100000101100012 Posts

Quote:
 Originally Posted by WhoCares Hey there. I will ask my question directly. n= some 1523 digits number. I want to check 10^n+7 is prime or not. I have used BigInteger class of c#, and I found that one factor of n is 11, that remains a 1522 digits number. However it seems it will be very long like a lifetime with a standard isPrime() function.
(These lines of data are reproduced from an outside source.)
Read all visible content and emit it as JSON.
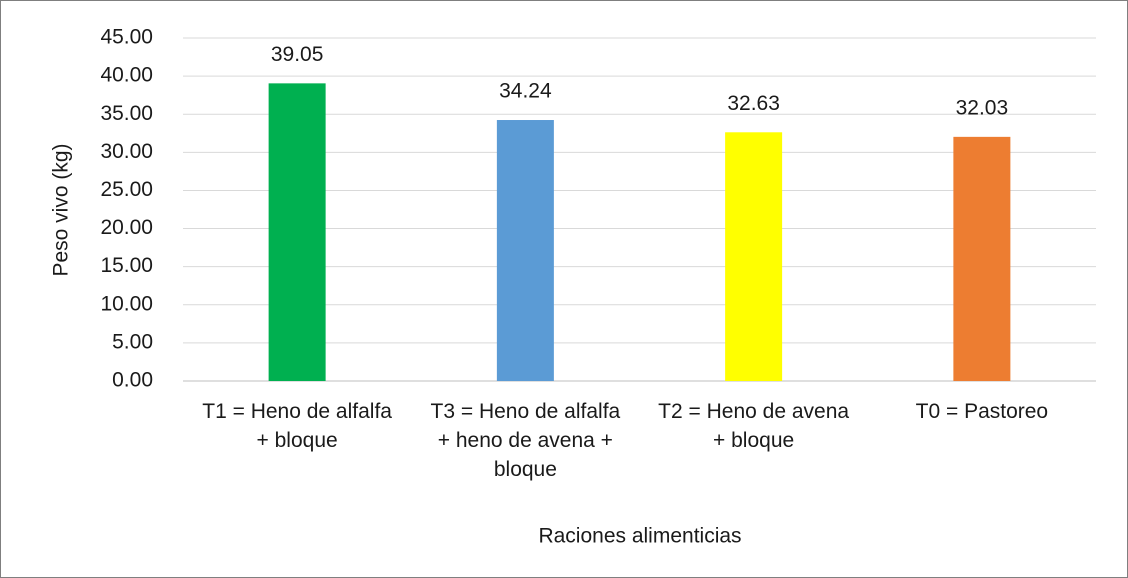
{
  "chart_data": {
    "type": "bar",
    "categories": [
      "T1 = Heno de alfalfa + bloque",
      "T3 = Heno de alfalfa + heno de avena + bloque",
      "T2 = Heno de avena + bloque",
      "T0 = Pastoreo"
    ],
    "values": [
      39.05,
      34.24,
      32.63,
      32.03
    ],
    "colors": [
      "#00b050",
      "#5b9bd5",
      "#ffff00",
      "#ed7d31"
    ],
    "ylabel": "Peso vivo (kg)",
    "xlabel": "Raciones alimenticias",
    "ylim": [
      0,
      45
    ],
    "yticks": [
      {
        "value": 0,
        "label": "0.00"
      },
      {
        "value": 5,
        "label": "5.00"
      },
      {
        "value": 10,
        "label": "10.00"
      },
      {
        "value": 15,
        "label": "15.00"
      },
      {
        "value": 20,
        "label": "20.00"
      },
      {
        "value": 25,
        "label": "25.00"
      },
      {
        "value": 30,
        "label": "30.00"
      },
      {
        "value": 35,
        "label": "35.00"
      },
      {
        "value": 40,
        "label": "40.00"
      },
      {
        "value": 45,
        "label": "45.00"
      }
    ],
    "grid": true
  }
}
Is there any way to do that quickly? (I am open to rent a super computer or something like that) Code: n= 39639600000000033079722130334105193516374462454515382070790605358914985114125041349652662917631491895468078068144227588488256698643731392656301687065828647039364869335097585180284485610320873304664240820377108832285808799206086668871981475355607012901091630830301025471386040357260999007608336089976844194508766126364538537876281839232550446576248759510420112471055243135957657955673172345352299040688058220310949388025140588819053919947072444591465431690373800860072775388686735031425736023817399933840555739331789612967251075090969235858418789282170029771749917300694674164737016209063843863711544823023486602712537214687396625868342705921270261329804829639431028779358253390671518359245782335428382401587826662256037049288785974197816738339397949057227919285478001984783327820046311610982467747270922924247436321534899106847502480979159775057889513728084684088653655309295401918623883559378101223949718822361892160105855110817069136619252398279854449222626529937148527952365200132318888521336420774065497849818061528283162421435659940456500165398610651670525967581872312272576910353953026794574925570625206748263314588157459477340390340721137942441283493218656963281508435329143235196824346675487925901422428051604366523321204101885544161429043996030433344359907376778035064505458154151505127356930201786304995038041680449884220972543830631822692689381409196162752232881243797552100562355276215679788289778365861726761495203440291101554746940125702944095269599735362222957327158451869004300363876943433675157128680119087
modular exponentiation may help. Keeping in mind, you can mod the exponent by euler's totient function for the modulus. in you example 10^n+7 for mod 11 we get (-1)^n+7 as (-1)^n is either 1 or -1 we get a remainder of 6 or 8 and never 0.